Health plans should have sufficient financial reserves and infrastructure to ensure proper and timely payment for covered services.
Health plans should establish physician advisory groups through which physicians enrolled with the plan can provide input into the plan's policies affecting the quality of patient care.
Health plans should develop quality criteria for physician credentialing to use in lieu of hospital admitting privileges for those physicians who no longer have an inpatient practice and have made alternative arrangements to admit their patients to health plan participating hospitals.
Physicians involuntarily disenrolled from a health plan should be provided with the reason, the right to appeal the disenrollment decision and sufficient notice of disenrollment to allow the orderly transfer of patient care responsibilities.
Health plan utilization review medical directors should make coverage decisions based on clinically sound guidelines. However, participating physicians should have the right to appeal adverse coverage decisions, and health plans should have in place systems to review and adjudicate physician appeals.
Health plans should respond to requests for prior authorization of nonemergency services, upon receipt of complete information, within two business days.
Health plans may impose additional, actuarially justified premiums and higher patient cost-sharing requirements for enrollees choosing products with “out-of-network care” options.
Health Plan Anti-Discrimination
Health care insurance plans should not discriminate against individuals with expensive, long-term or chronic medical conditions.
Health plans should not discriminate against members of high-risk, vulnerable or other similar patient populations by excluding physicians with practices containing substantial numbers of such patients.
Health plans should not utilize any criterion that excludes a physician based on race, color, religion, gender, sexual orientation, ethnic affiliation, national origin or any other factor prohibited by law.
Patient Rights
Patients should be free to make personal decisions concerning their selection of health care professionals, including their personal physician. Patient preferences and marketplace forces should determine patient access to needed health care services. The Academy believes that it is in the patient's best interest to have an appropriately trained personal physician responsible for overall coordination of his or her care. Family physicians are uniquely qualified to serve in this role.
Health plans should provide out-of-network services at in-network benefit levels to enrollees for those covered services not available through network providers.
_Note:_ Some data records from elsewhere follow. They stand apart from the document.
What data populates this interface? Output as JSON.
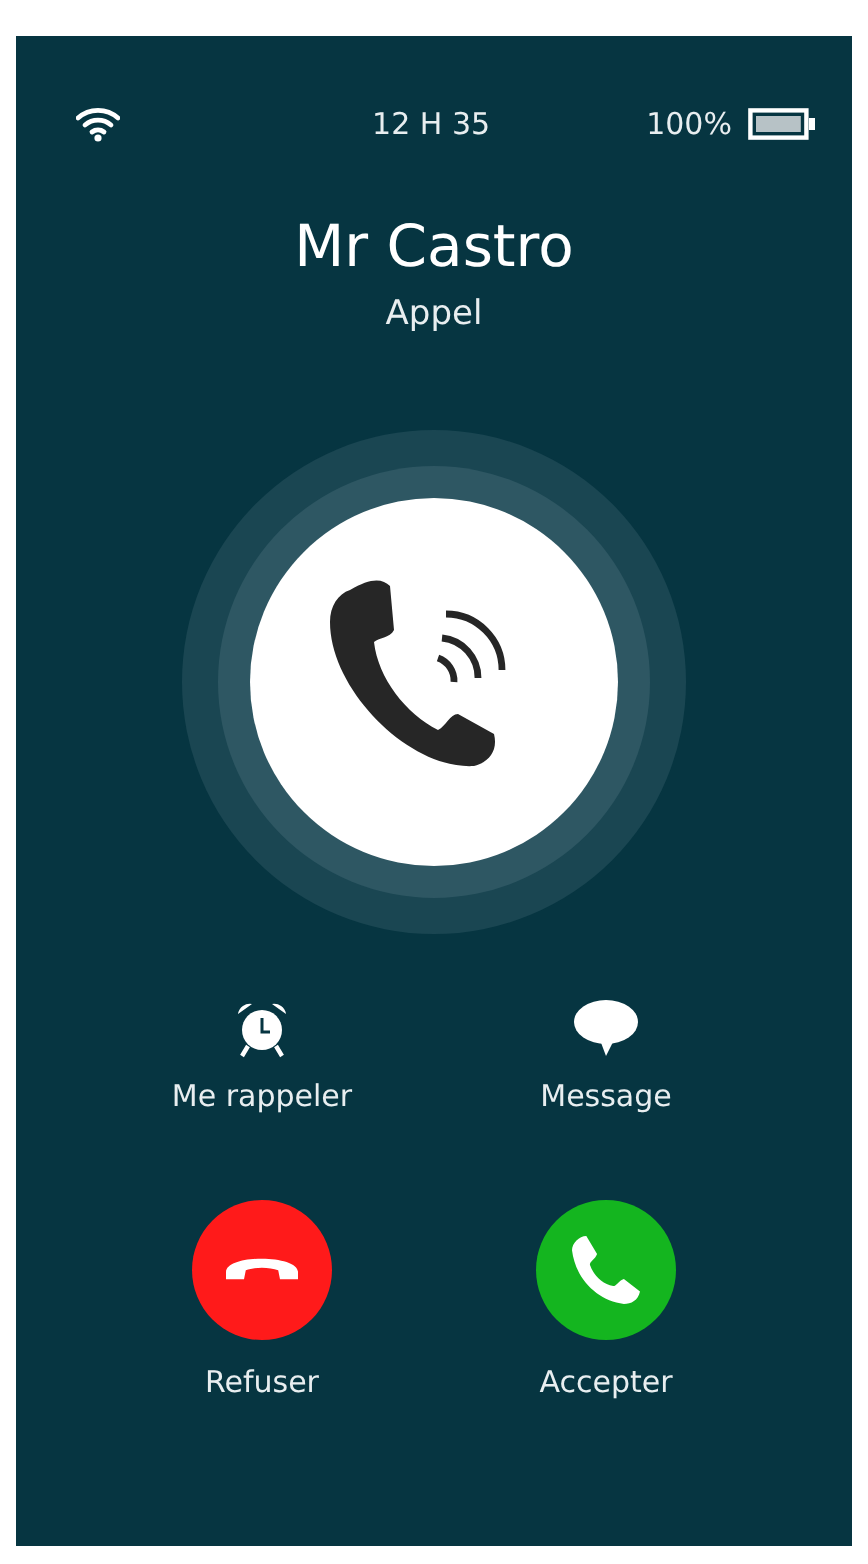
{
  "status_bar": {
    "time": "12 H 35",
    "battery": "100%"
  },
  "caller": {
    "name": "Mr Castro",
    "subtitle": "Appel"
  },
  "actions": [
    {
      "kind": "alarm",
      "label": "Me rappeler"
    },
    {
      "kind": "message",
      "label": "Message"
    }
  ],
  "call_buttons": [
    {
      "kind": "decline",
      "label": "Refuser",
      "color": "#ff1a1a"
    },
    {
      "kind": "accept",
      "label": "Accepter",
      "color": "#14b51f"
    }
  ]
}
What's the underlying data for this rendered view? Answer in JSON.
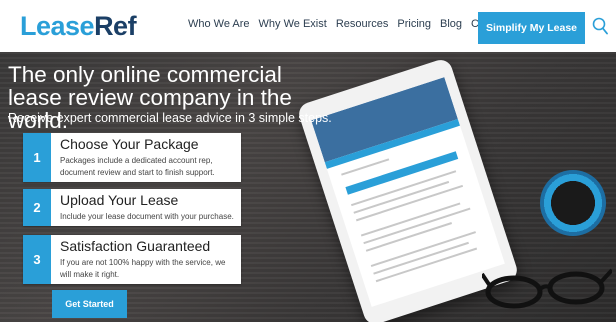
{
  "header": {
    "logo": {
      "part1": "Lease",
      "part2": "Ref"
    },
    "nav": [
      "Who We Are",
      "Why We Exist",
      "Resources",
      "Pricing",
      "Blog",
      "Contact"
    ],
    "cta": "Simplify My Lease"
  },
  "hero": {
    "title": "The only online commercial lease review company in the world.",
    "subtitle": "Receive expert commercial lease advice in 3 simple steps.",
    "steps": [
      {
        "number": "1",
        "title": "Choose Your Package",
        "desc": "Packages include a dedicated account rep, document review and start to finish support."
      },
      {
        "number": "2",
        "title": "Upload Your Lease",
        "desc": "Include your lease document with your purchase."
      },
      {
        "number": "3",
        "title": "Satisfaction Guaranteed",
        "desc": "If you are not 100% happy with the service, we will make it right."
      }
    ],
    "button": "Get Started"
  },
  "colors": {
    "accent": "#2a9fd8",
    "brand_dark": "#1b3f66"
  }
}
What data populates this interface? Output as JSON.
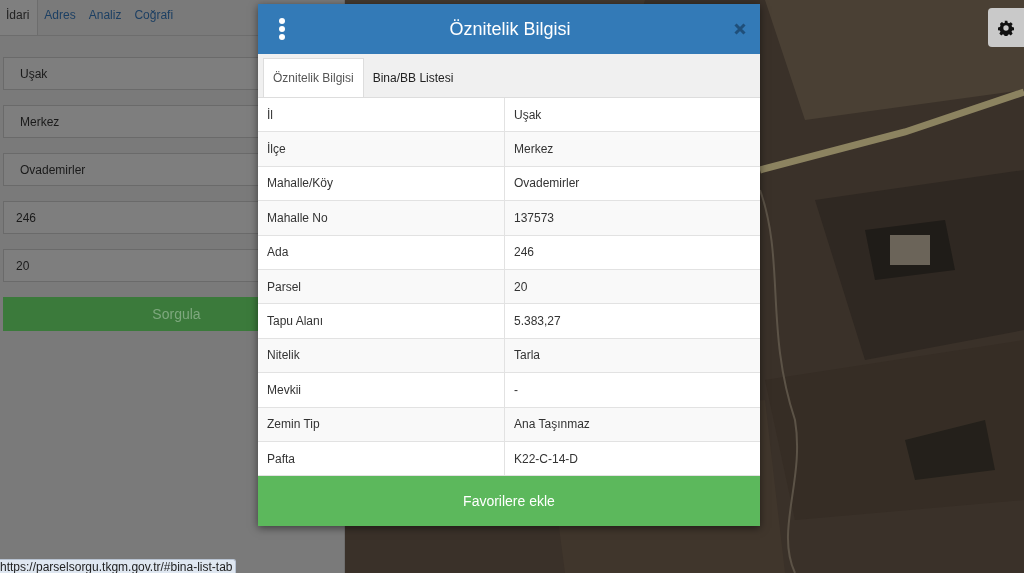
{
  "left_panel": {
    "tabs": [
      {
        "label": "İdari",
        "selected": true
      },
      {
        "label": "Adres",
        "selected": false
      },
      {
        "label": "Analiz",
        "selected": false
      },
      {
        "label": "Coğrafi",
        "selected": false
      }
    ],
    "fields": [
      {
        "value": "Uşak",
        "kind": "select"
      },
      {
        "value": "Merkez",
        "kind": "select"
      },
      {
        "value": "Ovademirler",
        "kind": "select"
      },
      {
        "value": "246",
        "kind": "input"
      },
      {
        "value": "20",
        "kind": "input"
      }
    ],
    "query_button": "Sorgula"
  },
  "modal": {
    "title": "Öznitelik Bilgisi",
    "tabs": [
      {
        "label": "Öznitelik Bilgisi",
        "selected": true
      },
      {
        "label": "Bina/BB Listesi",
        "selected": false
      }
    ],
    "rows": [
      {
        "label": "İl",
        "value": "Uşak"
      },
      {
        "label": "İlçe",
        "value": "Merkez"
      },
      {
        "label": "Mahalle/Köy",
        "value": "Ovademirler"
      },
      {
        "label": "Mahalle No",
        "value": "137573"
      },
      {
        "label": "Ada",
        "value": "246"
      },
      {
        "label": "Parsel",
        "value": "20"
      },
      {
        "label": "Tapu Alanı",
        "value": "5.383,27"
      },
      {
        "label": "Nitelik",
        "value": "Tarla"
      },
      {
        "label": "Mevkii",
        "value": "-"
      },
      {
        "label": "Zemin Tip",
        "value": "Ana Taşınmaz"
      },
      {
        "label": "Pafta",
        "value": "K22-C-14-D"
      }
    ],
    "favorite_button": "Favorilere ekle"
  },
  "status_url": "https://parselsorgu.tkgm.gov.tr/#bina-list-tab"
}
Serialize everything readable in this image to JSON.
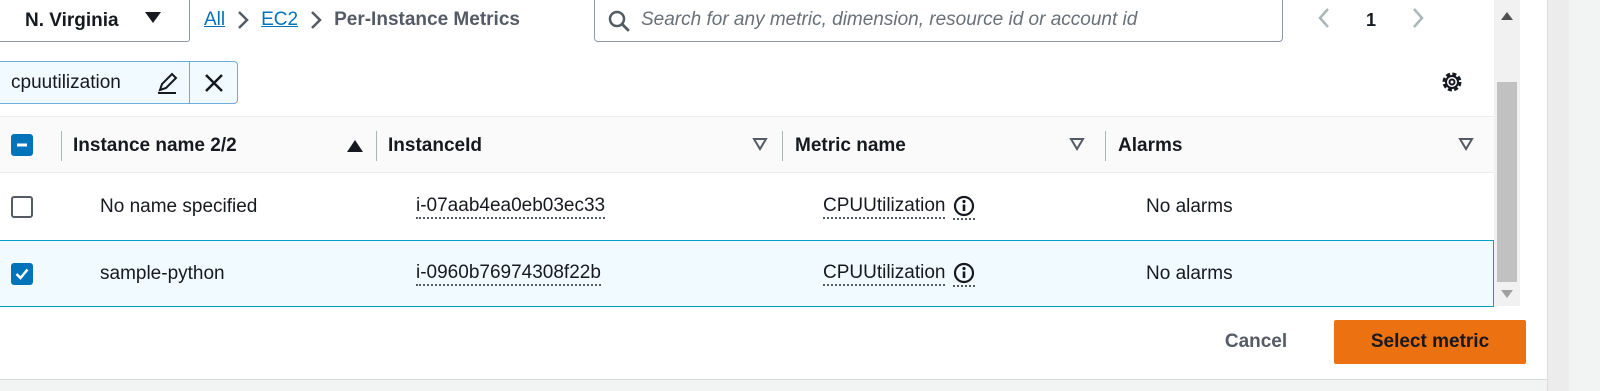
{
  "header": {
    "region": "N. Virginia",
    "breadcrumbs": [
      "All",
      "EC2",
      "Per-Instance Metrics"
    ],
    "search": {
      "value": "",
      "placeholder": "Search for any metric, dimension, resource id or account id"
    },
    "pager": {
      "page": "1"
    }
  },
  "filter": {
    "token": "cpuutilization"
  },
  "table": {
    "columns": {
      "instance_name": "Instance name 2/2",
      "instance_id": "InstanceId",
      "metric_name": "Metric name",
      "alarms": "Alarms"
    },
    "rows": [
      {
        "name": "No name specified",
        "id": "i-07aab4ea0eb03ec33",
        "metric": "CPUUtilization",
        "alarms": "No alarms",
        "selected": false
      },
      {
        "name": "sample-python",
        "id": "i-0960b76974308f22b",
        "metric": "CPUUtilization",
        "alarms": "No alarms",
        "selected": true
      }
    ]
  },
  "footer": {
    "cancel": "Cancel",
    "select": "Select metric"
  },
  "colors": {
    "accent": "#ec7211",
    "link": "#0073bb",
    "selected_bg": "#f1faff"
  },
  "icons": [
    "caret-down-icon",
    "chevron-right-icon",
    "search-icon",
    "chevron-left-icon",
    "edit-icon",
    "close-icon",
    "gear-icon",
    "sort-asc-icon",
    "sort-desc-icon",
    "info-icon",
    "checkbox-icon"
  ]
}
Health plans and physician practices that utilize nonphysician care providers should provide information to members/patients regarding the possibility of being seen by a nonphysician provider. Such information should be stated in clear terms in plan/practice advertisements and communications, should be made known to patients at the time their appointments are made, and should be clearly stated by the nonphysician provider at the time the patient is seen.
Health plans should cover emergency medical services as defined by a “prudent layperson” with an average knowledge of medicine. Additionally, health plans should cover out-of-area and out-of-network emergency medical services, at in-network benefit levels, using the same “prudent layperson” definition.
Health plans should make available an external appeals process to enrollees, and physicians on behalf of enrollees, who have exhausted internal appeals processes regarding adverse-coverage/medical-necessity decisions made by the plan.
Health Plan/Physician Contracting
The health plan and the physician should have equal opportunities to “terminate without cause” if such a clause is to be included in a contract between the parties.
Physicians should not enter into contractual arrangements with health plans that compromise the physician's ability to make appropriate clinical decisions in patients' best interests.